Skerritt, Rein fed up with ‘all the right-wing’ parties that oppose gay marriages

The Conservatives have done a lot to generate interest and attention during this election campaign but there are two issues that party leader Stephan Harper has stumbled over or avoided: the war in Iraq and same-sex marriage.

With regards to Iraq, many believe the Conservatives would have sent Canadian troops to fight alongside the Americans, despite the fact that most Canadians were against such an action.

But with the war over, the U.S. about to hand over governance to the Iraqis, and UN involvement in Iraq becoming more likely, Iraq has declined as an issue. Meanwhile, the debate about gay rights and same-sex marriages is gaining some momentum.

And directly or indirectly, the issue affects many people in the Sea to Sky corridor, including those who benefit from the thousands of gay travellers that spend money here every year.

Tourism Whistler marketing vice-president Arlene Schieven said that during Altitude week alone gay people inject about one million dollars into Whistler’s economy every year.

She also said Tourism Whistler is working on a global strategy to attract more gay travellers to Whistler.

"Tourism Whistler recognizes that the gay and lesbian segment is a growing market and is driving incremental room nights throughout the year," said Schieven.

"For 2004 and beyond, Tourism Whistler has increased its commitment in marketing to the gay and lesbian segment in destination markets through print advertising, collateral and Web site content."

Schieven said Tourism Whistler had specific interest in the German, Australian and North American gay markets and is working at collating a network of gay media to help promote Whistler.

"Last year the media relations team hosted over 10 gay media outlets from around the world, including MyGayWorld, Gloss, Genre, Xtra West, Buzz, Fab, and Sergej magazine from Germany."

But for Whistler to truly reach out to the gay community it has to involve more than just a business strategy.

Dr Lisa Skerritt and Amy Rein are a lesbian couple who own a business and live in Whistler.

They have two children: their son Ethan is two and Skerritt just gave birth to Emma two weeks ago.

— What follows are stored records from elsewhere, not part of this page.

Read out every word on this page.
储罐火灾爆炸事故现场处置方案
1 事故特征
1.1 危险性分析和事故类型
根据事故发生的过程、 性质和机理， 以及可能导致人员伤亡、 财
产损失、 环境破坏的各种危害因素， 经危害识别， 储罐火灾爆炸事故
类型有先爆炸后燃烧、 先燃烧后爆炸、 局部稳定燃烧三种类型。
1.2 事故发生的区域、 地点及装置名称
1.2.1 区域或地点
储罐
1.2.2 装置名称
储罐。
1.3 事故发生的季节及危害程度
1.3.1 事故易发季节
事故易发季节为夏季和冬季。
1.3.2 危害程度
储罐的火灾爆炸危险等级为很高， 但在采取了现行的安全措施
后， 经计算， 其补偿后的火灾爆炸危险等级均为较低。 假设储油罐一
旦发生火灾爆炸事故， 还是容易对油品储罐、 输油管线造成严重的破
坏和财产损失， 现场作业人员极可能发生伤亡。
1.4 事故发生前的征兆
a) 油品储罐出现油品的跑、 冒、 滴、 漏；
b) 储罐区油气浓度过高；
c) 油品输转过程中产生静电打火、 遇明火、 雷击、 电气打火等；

Both women are educated and articulate and they will soon be married, but right now they are livid at the Conservatives and "all the other right-wing" parties that oppose same-sex marriage.

Skerritt said she never really cared about the fact that same-sex marriages are not recognized by the federal government in the same way straight marriages are – until she had children.

"I never cared before when I was single and living in the West End. I was happy to be considered different and not accepted by the religious right because I don’t agree with most things they say anyway. But now I have children I take it personally," said Skerritt.